In the realm of chronic hepatitis B, the liver plays host to immune cells that possess the potential to destroy hepatitis B virus infected cells, yet remain inactive. A groundbreaking discovery made by a team of scientists from the Technical University of Munich (TUM) has unveiled a remarkable phenomenon where cells within the blood vessels of the liver initiate a “sleep timer” that effectively disables these immune cells. This newfound insight holds the key to potentially revolutionizing immunotherapies for the treatment of chronic hepatitis B.
Hepatitis B is a prevalent global health issue, with an estimated 250 million individuals grappling with chronic hepatitis B worldwide, as reported by the World Health Organization (WHO). The primary health complication arising from chronic hepatitis B is liver damage, where the body’s immune response to infected cells triggers inflammatory processes that can culminate in liver fibrosis and ultimately, liver cancer.
“In chronic hepatitis B, the body’s immune system launches an attack on infected liver cells, leading to prolonged damage without ultimately eradicating the virus,” explains Professor Percy Knolle, a distinguished figure in the field of Molecular Immunology at TUM. Notably, within chronic infections, certain immune cells equipped with receptors capable of identifying and eliminating the Hepatitis B virus remain dormant.
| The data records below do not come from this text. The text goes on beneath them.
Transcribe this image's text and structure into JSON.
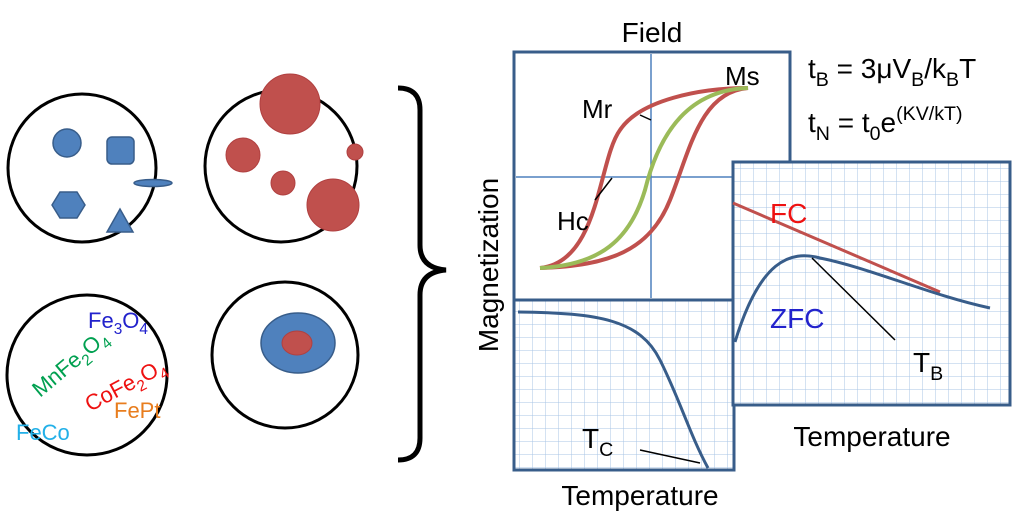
{
  "materials": {
    "fe3o4": [
      "Fe",
      "3",
      "O",
      "4"
    ],
    "mnfe2o4": [
      "MnFe",
      "2",
      "O",
      "4"
    ],
    "cofe2o4": [
      "CoFe",
      "2",
      "O",
      "4"
    ],
    "feco": "FeCo",
    "fept": "FePt"
  },
  "hysteresis": {
    "x_label": "Field",
    "y_label": "Magnetization",
    "mr": "Mr",
    "ms": "Ms",
    "hc": "Hc"
  },
  "curie": {
    "x_label": "Temperature",
    "tc": [
      "T",
      "C"
    ]
  },
  "fc_zfc": {
    "x_label": "Temperature",
    "fc": "FC",
    "zfc": "ZFC",
    "tb": [
      "T",
      "B"
    ]
  },
  "equations": [
    [
      "t",
      "B",
      " = 3μV",
      "B",
      "/k",
      "B",
      "T"
    ],
    [
      "t",
      "N",
      " = t",
      "0",
      "e",
      "(KV/kT)"
    ]
  ]
}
The Role of Blood Vessel Cells in Limiting Immune Response
Professor Knolle’s team, featured in a recent publication in Nature, delves into the mechanisms at play. The hepatitis B virus specifically targets hepatocytes, the predominant cell type within liver tissue. These hepatocytes are nourished by intricate blood vessels lined with endothelial cells, providing a gateway for immune cells traveling through the bloodstream to reach infected hepatocytes via specialized openings in the endothelial cells. Through these apertures, immune cells extend protrusions to connect with infected hepatocytes, instigating their destruction and prompting intimate contact with endothelial cells in the process.
“Our research illustrates how endothelial cells initiate a molecular ‘sleep timer’ within specific immune cells – cytotoxic T cells tasked with identifying hepatocytes infected with the hepatitis B virus,” notes Dr. Miriam Bosch, the study’s lead author. “This timer commences once T cells engage with infected hepatocytes, gradually diminishing their activity akin to the gradual fade-out of music before reaching a complete halt.”
Specifically, endothelial cells employ the cAMP-PKA pathway to deactivate signal transmission from receptors that enable T cells to recognize the Hepatitis B virus and trigger their activation. Consequently, immune cells lose their ability to target infected cells and crucially, become unable to proliferate.
Presumed Protective Function of the Mechanism
“We hypothesize that this mechanism serves as a protective measure for the liver,” asserts Percy Knolle. “The time constraint prevents excessive proliferation of immune cells during an infection, which could potentially inflict significant damage on the liver while combating infected hepatocytes.” Nevertheless, in certain scenarios, the window for combatting the virus appears to be too brief, allowing the virus to elude immune surveillance. As new T cells persist in attacking infected hepatocytes, chronic hepatitis B ensues, resulting in organ damage despite the protective mechanism.
“The pursuit now shifts towards manipulating this mechanism,” states Percy Knolle. “In doing so, we may fortify the immune system’s ability to combat chronic hepatitis B infections effectively.” This endeavor opens up the possibility of targeted immunotherapies where T cells undergo manipulation to resist signals from endothelial cells. Additionally, the potential exists for the development of small molecules that target and disable this mechanism. Vital to this approach is the precise delivery of active agents exclusively to immune cells in the liver, thereby averting disruption to essential processes in other cells across the body. Researchers are optimistic that such therapeutic interventions could enhance the efficacy of vaccinations, bolstering efforts to combat chronic hepatitis B more effectively, particularly in underserved regions worldwide.